As if he had been waiting for those orders, Vikram got up and ran out of the temple. Samar pulled out his satellite phone and found a missed call. Adil.
He pressed Call Back.
“Hey!”
“Tell me you dispatched the crew.”
“In the air as of twenty minutes ago. Should be reaching there any minute now.”
“Who is leading it?”
“Captain Husain. Atharva knows him…”
“Patch me up to them.”
“Hang on…”
Adil went out, leaving static. Samar stared at the old woman, chattering with the people around her now. After the kind of miserable day he had, Samar felt like smiling. He had seen patients, mostly soldiers. Somebody like her was… a novelty. Never had an emergency ended for him in a laugh.
He smiled. May every emergency end in a laugh like this.
“Helicopter! Helicopter!!”
Samar got up and rushed out of the temple, in time to hear the rotors through the rain.
“Samar!” Adil was back. “You are patched up with Captain Husain.”
“Captain Husain?” Samar spoke. “Do you copy?”
“Copy, sir.” His voice tore through the noise. Samar ran back inside, the temple quiet because people had rushed out. He checked his own GPS location.
“Confirm my position,” he said. “Three-zero point five-six-eight-five North. Seven-seven point three-zero-six-zero East. Hilltop temple site. Elevation approximately twenty-six hundred meters. Rocky terrain. Steep northeast slopes. Sparse vegetation. Structure visible from the western approach.”

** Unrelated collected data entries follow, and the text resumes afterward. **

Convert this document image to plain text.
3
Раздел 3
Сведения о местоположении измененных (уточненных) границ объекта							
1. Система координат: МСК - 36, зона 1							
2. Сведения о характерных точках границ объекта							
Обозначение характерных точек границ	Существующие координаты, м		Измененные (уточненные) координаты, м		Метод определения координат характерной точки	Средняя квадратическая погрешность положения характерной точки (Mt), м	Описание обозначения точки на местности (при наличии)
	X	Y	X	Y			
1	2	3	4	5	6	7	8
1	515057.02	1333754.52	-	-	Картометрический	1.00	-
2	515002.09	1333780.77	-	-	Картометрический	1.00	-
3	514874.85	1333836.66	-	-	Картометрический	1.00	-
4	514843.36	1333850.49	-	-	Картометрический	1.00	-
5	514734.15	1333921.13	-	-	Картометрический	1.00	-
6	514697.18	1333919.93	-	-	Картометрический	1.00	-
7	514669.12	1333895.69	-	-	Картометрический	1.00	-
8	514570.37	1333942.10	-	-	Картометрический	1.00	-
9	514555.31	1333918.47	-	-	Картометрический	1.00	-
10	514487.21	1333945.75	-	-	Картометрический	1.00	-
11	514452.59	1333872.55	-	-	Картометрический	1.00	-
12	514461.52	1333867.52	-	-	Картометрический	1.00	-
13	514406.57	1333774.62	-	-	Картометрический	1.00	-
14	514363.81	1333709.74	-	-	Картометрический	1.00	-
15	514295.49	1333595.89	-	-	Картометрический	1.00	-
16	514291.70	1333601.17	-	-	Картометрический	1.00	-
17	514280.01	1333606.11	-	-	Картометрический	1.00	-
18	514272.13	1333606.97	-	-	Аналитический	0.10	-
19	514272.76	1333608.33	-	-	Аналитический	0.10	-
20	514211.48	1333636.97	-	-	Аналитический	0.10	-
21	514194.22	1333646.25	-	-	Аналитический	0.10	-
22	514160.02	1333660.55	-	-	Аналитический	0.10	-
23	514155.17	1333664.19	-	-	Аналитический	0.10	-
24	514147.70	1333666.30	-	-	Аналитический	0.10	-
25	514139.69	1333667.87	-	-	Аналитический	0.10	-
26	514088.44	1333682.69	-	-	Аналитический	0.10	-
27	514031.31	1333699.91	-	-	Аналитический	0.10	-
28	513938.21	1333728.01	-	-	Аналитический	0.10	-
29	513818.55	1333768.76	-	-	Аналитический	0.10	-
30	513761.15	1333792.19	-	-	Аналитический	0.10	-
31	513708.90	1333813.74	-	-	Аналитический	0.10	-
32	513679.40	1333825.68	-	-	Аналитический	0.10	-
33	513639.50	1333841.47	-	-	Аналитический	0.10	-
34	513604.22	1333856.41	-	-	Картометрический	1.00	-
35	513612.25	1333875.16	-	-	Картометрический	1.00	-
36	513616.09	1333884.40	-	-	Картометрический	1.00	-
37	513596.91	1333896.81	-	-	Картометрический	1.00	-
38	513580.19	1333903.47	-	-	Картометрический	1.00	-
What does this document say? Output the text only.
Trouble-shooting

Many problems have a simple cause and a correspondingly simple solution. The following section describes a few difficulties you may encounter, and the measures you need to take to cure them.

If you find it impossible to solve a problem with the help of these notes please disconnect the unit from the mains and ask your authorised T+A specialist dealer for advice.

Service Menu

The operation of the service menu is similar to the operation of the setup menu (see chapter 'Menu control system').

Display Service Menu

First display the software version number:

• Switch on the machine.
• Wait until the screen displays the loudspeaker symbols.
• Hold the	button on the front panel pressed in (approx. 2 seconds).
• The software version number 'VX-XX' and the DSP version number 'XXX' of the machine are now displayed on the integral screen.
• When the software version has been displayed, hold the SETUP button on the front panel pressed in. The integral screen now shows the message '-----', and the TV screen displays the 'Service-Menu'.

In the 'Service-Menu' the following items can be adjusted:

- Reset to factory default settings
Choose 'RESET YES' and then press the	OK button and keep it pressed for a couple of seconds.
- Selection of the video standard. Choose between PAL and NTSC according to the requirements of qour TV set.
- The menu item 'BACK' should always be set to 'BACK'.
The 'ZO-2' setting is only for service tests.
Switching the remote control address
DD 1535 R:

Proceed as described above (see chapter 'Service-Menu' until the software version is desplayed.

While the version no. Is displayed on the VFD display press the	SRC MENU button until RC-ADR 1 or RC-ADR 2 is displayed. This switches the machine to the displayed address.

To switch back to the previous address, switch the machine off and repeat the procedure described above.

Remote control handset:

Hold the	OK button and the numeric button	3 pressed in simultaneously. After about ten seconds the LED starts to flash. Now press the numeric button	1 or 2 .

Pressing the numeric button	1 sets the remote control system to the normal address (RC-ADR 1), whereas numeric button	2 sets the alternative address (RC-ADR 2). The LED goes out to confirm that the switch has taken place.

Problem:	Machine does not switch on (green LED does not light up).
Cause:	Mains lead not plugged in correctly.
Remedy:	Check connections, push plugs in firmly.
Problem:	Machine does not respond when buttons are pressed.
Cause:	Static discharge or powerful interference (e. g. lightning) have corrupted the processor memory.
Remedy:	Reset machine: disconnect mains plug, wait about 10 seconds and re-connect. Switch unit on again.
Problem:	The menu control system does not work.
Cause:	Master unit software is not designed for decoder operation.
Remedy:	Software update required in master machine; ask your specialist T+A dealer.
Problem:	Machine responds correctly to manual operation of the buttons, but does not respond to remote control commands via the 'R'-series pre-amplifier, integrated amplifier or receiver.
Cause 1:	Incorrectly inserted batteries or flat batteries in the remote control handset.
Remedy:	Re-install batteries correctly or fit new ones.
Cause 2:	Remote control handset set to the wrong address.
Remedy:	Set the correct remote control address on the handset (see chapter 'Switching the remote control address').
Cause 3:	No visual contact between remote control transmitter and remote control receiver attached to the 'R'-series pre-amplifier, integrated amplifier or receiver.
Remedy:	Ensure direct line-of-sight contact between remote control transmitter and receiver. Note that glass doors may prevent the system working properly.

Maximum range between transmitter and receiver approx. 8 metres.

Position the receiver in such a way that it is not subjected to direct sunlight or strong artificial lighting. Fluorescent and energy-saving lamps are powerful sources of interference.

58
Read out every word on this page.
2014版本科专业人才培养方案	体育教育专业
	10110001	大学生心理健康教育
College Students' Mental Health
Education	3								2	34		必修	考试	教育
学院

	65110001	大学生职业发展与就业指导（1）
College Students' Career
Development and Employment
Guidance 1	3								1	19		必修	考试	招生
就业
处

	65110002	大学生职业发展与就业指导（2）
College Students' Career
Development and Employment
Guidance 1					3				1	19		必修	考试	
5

The wind and rain were roaring hard.
“Location confirmed.”
“Rescue priority is a stranded family at a farm approximately twelve hundred meters northeast of this position. Access compromised by flooding. Atharva attempted approach on a neon raft. Status unknown. Over.”
The line hissed again before Captain Husain replied. “Estimating farm location, sir… stand by… location locked. Three-zero point five-seven-three-zero North. Seven-seven point three-one-two-zero East. That’s your twelve hundred meters northeast. We’re moving.”
Samar closed his eyes for half a second, steadying himself against the wall as thunder rolled overhead.